Thanks to some merciful lawmakers, California homeowners are provided with legal protections when their lender begins the foreclosure process. These laws came into effect as the California courts’ response to the housing crisis, where many lenders were found at fault for forming unsuitable deals with home buyers. California doesn’t want a repeat performance of this fiasco, and the One-Action Rule and the Bill of Rights are working on your side during this difficult time.
Understanding The One-Action Rule
Lenders want their money, and they’ll stop at nothing to recover their investment. This sometimes leads to lenders attacking homeowners with defaulted mortgages in several ways at once. The One-Action Rule forces lenders to pick one of three actions, rather than allowing them to throw the book at you.
This means you can’t be hit with a foreclosure in conjunction with a personal lawsuit.
Non-judicial foreclosure is the most common method a lender will use to recover their debt. Rather than going through the courts to obtain their investment back, as well as any difference you may owe, the lender will take your home back and sell it. The lender will not be able to collect the difference between the selling price and what you owed, since they’ve bypassed the courts.
Most lenders prefer non-judicial foreclosures because they’re less expensive. Rather than dealing with court costs, representation, and debt collection agencies, the majority of lenders would rather cut their losses. It’s the most economically efficient option for the lender to let the difference go.
Judicial foreclosure takes a long time, and unless you owe a tremendous amount of money on your mortgage, your lender probably won’t want to go that route. In this scenario, your lender will petition the court to formally repossess your home.
Once they’ve sold your home, you will be mandated to pay the difference between the selling price of the home and the total amount of your mortgage. Judicial foreclosures end in debt, and they’re much harder for both parties to handle.
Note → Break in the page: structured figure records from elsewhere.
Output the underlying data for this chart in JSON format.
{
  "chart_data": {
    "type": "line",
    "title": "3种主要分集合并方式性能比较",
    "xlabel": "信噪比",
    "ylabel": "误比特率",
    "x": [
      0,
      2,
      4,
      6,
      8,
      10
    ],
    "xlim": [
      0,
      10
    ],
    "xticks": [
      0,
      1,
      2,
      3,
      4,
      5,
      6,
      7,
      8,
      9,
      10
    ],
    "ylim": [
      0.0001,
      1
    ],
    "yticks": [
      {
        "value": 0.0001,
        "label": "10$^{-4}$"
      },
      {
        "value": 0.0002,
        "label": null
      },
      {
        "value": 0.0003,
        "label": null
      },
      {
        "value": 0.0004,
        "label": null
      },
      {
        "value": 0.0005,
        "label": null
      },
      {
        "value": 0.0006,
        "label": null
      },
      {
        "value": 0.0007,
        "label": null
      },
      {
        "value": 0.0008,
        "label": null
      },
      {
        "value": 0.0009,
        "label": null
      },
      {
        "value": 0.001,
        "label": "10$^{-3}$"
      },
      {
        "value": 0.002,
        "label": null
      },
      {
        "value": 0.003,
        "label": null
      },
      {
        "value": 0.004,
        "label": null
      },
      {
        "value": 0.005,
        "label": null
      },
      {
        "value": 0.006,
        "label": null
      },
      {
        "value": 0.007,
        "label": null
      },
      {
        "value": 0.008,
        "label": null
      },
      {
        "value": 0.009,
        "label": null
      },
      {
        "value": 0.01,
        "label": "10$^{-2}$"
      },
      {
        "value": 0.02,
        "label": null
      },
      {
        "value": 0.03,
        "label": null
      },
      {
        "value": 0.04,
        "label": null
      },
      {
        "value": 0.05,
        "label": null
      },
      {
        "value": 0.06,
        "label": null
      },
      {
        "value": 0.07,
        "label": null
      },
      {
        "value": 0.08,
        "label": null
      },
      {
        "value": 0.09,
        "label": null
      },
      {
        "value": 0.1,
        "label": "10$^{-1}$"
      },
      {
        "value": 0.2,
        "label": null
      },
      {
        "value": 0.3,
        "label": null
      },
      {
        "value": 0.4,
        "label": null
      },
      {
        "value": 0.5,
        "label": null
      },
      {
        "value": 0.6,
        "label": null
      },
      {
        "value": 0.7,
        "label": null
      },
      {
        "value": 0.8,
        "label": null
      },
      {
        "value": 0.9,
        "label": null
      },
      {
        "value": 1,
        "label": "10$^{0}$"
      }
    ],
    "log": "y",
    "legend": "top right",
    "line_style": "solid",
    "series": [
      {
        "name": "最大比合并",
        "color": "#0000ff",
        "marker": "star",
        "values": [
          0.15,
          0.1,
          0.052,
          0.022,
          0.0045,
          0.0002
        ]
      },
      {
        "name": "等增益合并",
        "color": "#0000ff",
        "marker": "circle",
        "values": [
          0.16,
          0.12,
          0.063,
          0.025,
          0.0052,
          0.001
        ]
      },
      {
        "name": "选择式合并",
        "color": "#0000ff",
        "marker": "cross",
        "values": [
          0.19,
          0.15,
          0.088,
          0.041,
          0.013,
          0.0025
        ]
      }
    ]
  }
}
This is only used in rare cases, if at all. It’s an unusual situation that hardly comes up, but it’s possible that it will under California’s Security First Rule. Lawsuits are an alternative traditional foreclosure. Your lender is highly unlikely to do this, but they actually have the ability to sue you over your promissory note. After they’ve pursued your real estate, they’ll file a personal lawsuit for the balance of the debt.
What About Second and Third Mortgages?
If you have multiple mortgages or a HELOC, these are affected by your foreclosure. During your foreclosure, your additional mortgages and HELOCs (called junior lien-holders) also become foreclosed. These lenders are now at a loss due to your foreclosure, and they have the right to pursue you as well.
These lenders can personally sue you on your promissory note. They get an action, too. If your home’s equity isn’t larger than your debt, your junior lien-holders will have to come after you directly.
If your other mortgages were backed by the same company as your first mortgage, action can’t be taken against second and third mortgages. Purchase-money loans and seller-financed loans are invalid during foreclosure. You cannot be personally sued for these debts.
The California Homeowner Bill of Rights
These rights were written to provide homeowners with transparency as it pertains to lending, borrowing, and foreclosure. This list of laws makes the playing field fair for homeowners by eliminating a lender’s options to bully them during foreclosure.
Lenders Cannot Dual Track
When you receive your foreclosure notice, the first thing you should try is a loan modification. You may be able to keep your home if you can meet the terms. In the past, lenders were allowed to continue the foreclosure process up until a loan modification request was decided. Now, under California law, a lender has to stop the process to answer loan modification requests. This eliminates what was called “dual tracking.”
The elimination of dual tracking can help you postpone foreclosure. Even if your lender denies your first request for a loan modification, you can submit an appeal when you receive the notice.
You Are Guaranteed a Single Point of Contact
Lawmakers wrote these laws to prevent you from getting the runaround. When you’re frantically making phone calls attempting to save your home, you cannot be passed from representative to representative. You won’t have to explain your situation repeatedly, and you won’t receive different answers.
You will be assigned a contact through the lender who is responsible for all of the details of your case. This person will provide you with necessary information regarding prevention plans and modification programs the lender offers. Her or she will be able to connect you with the people responsible for making the foreclosure decision.
Stricter Regulations Against Robo-Signing
Robo-signing is exactly what it sounds like. It’s when member of your lender’s organization signs foreclosure documents before reading them. All documents need to be verified, and the signer needs to be personally aware of your situation. If a lender is caught robo-signing, they’re liable for a penalty of up to $7,500 for mishandling your foreclosure documents.
How California Foreclosure Law Protects You
If your lender breaks the law when handling your foreclosure, you can to sue them for damages. In some cases, the foreclosure can be stopped due to misconduct. If the home has already been sold, you may be awarded cash. If the lender is found to have broken the law on purpose, or there is proof that the lender was sloppy, you may also be awarded statutory damages of up to $50,000.
Make sure you’re familiar with the foreclosure process. You should be carefully monitoring your lender’s conduct. You may have defaulted on your mortgage, but you still deserve fair protection under the law. In many cases, selling your home to avoid foreclosure is often the best course of action for many home owners.